Sabtu, 27 Desember 2014

Catatan yang Tertinggal di Bali

Makassar, 24 Desember 2014, 10.30 pm

Catatan Perjalanan

Pulau Dewata. Begitu seringkali kita mengenal Bali. Dibanding daerah yang menjadi destinasi wisata di Indonesia, Bali selalu menjadi urutan pertama. Bukan saja untuk wisatawan lokal, tapi juga utk wisatawan mancanegara. Bahkan di luar negeri Bali jauh lebih terkenal dibanding Indonesia.

Back to holiday. Ya, akhir tahun aku kali ini ditutup dengan berlibur di Bali. Sengaja aku tidak memilih waktu yang berdekatan dengan natal dan tahun baru, karena akan sangat susah untuk mencari hotel atau tempat menginap lainnya. Kecuali sudah memesan kamar jauh-jauh hari sebelumnya. Tingkat kunjungan wisatawan ke Bali selalu meningkat menjelang tutup tahun di bulan Desember. Khususnya bagi turis mancanegara yang sangat suka melewatkan Natal dan Tahun Baru di Bali.


Tiba sekitar pukul 10 pagi setelah pesawat Lion yang membawa aku jam 6 pagi dari Mamuju transit hampir 2 jam di Makassar. Sambil menikmati burger dan secangkir kopi hitam tanpa gula di gerai Burger King Bandara Ngurah Rai Denpasar, aku mulai browsing beberapa hotel murah yang berlokasi di sekitar Legian dan Kuta. Pertimbangan aku karena dua tempat tersebut sangat dekat ke Pantai Kuta, ramai dan akses untuk berjalan-jalan seputar dua lokasi itu sangat mudah.


Burger, Fanta dingin dan balck coffee. Cuma sanggup ngabisin burger dan kopinya.

Tapi mencari hotel di awal Desember ternyata agak susah. Beberapa hotel yang aku hubungi via telpon menjawab full sampai tahun baru. Tapi bila kita memesan secara online melalui beberapa jasa pemesanan hotel online seperti Traveloka atau Agoda, masih tersedia beberapa kamar dengan harga yang di bawah tarif hotel resmi. Mereka menawarkan diskon sampai 70 persen. Lumayan kan.

Aku tidak putus asa. Hari pertama ini aku memang ingin mencoba berlibur ala backpacker. Dengan menginap di hotel-hotel yang relatif murah bagi wisatawan dengan budget yang terbatas.

Setelah menelpon kiri kanan, akhirnya ada satu yang menyisakan tempat untuk aku menginap hari ini. Kayun Hostels Downtown.. Dengan harga seratus sembilan puluh sembilan ribu per bed sudah termasuk pajak dan sarapan pagi.

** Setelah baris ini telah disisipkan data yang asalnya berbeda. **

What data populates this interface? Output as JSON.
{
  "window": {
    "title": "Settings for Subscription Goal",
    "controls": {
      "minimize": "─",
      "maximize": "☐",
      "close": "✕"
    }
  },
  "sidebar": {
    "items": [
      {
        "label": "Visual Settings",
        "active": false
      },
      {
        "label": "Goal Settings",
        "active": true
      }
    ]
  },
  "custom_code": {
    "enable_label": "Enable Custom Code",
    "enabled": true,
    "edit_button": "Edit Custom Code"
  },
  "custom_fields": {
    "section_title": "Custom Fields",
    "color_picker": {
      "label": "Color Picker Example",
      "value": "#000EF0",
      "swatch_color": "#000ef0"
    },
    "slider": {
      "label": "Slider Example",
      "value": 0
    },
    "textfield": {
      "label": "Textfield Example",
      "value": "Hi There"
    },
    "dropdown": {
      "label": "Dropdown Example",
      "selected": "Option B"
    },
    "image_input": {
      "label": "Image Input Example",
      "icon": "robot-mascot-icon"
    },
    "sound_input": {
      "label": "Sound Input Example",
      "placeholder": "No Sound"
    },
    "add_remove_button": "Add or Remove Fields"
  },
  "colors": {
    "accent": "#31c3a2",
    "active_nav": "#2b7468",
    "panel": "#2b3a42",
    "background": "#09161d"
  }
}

Per bed? Ya. Karena untuk hostel backpacker yang murah meriah, satu kamar terdiri dari 4, 6, 8, atau 12 bed. Bisa diisi campur laki atau perempuan (sangat cocok bila berlibur satu keluarga dengan anak-a1nak yang beranjak dewasa), atau yang privat (laki-laki semua atau perempuan semua).

Dari bandara ke hotel aku memilih naik taxi bandara yang sopir-sopirnya menunggu di parkiran. Lebih murah dan bisa ditawar. Kalau barang yang dibawa tidak terlalu besar, bisa juga naik ojek dengan biaya 30 - 50 ribu sampai di daerah Kuta atau Legian. Aku memilih naik taxi Avanza tanpa argo dengan sewa 100 ribu sampai di daerah Legian. Bila kebetulan ada taxi argo dari luar sejenis Blue Bird, ongkosnya jauh lebih murah. Hanya 40an ribu. Bandingkan taxi dari Mamuju ke Tampapadang yang sejak bbm naik ikut naik juga menjadi 180 s.d 200 ribu rupiah.

Di sepanjang jalan sang supir yang ramah mencoba mengajak ngobrol. Aku hanya tertawa dan menjelaskan dengan rinci saat dia tidak berhasil mengingat dimanakah letak kota yang bernama Mamuju, ibukota Provinsi Sulawesi Barat.

Sambil ngobrol aku agak cemas juga. Inilah pengalaman pertama aku menginap di hostel backpacker. Kalau standar hostel backpacker di Singapore sangat bersih meski hanya menggunakan kipas angin. Kalau hostel yang aku tuju, sulit dibayangkan.

Setelah agak terjebak macet, tibalah aku di jalan Legian 182. Wow... ternyata hostel yang aku tuju memiliki bangunan yang cukup bersih. Berwarna putih, tiga lantai dan diapit toko-toko dan kafe yang berjejer.  Masuk di lobi aku disambut pemandangan yang menyenangkan. Petugas resepsionis yang ramah, deretan komputer dan wifi gratis, mesin kopi gratis, dan beberapa wisatawan asing yang asyik ngopi, ngobrol dan berkutat di depan komputer. Aku tidak dapat menyembunyikan senyum girang.  Semua yang aku suka ada disini.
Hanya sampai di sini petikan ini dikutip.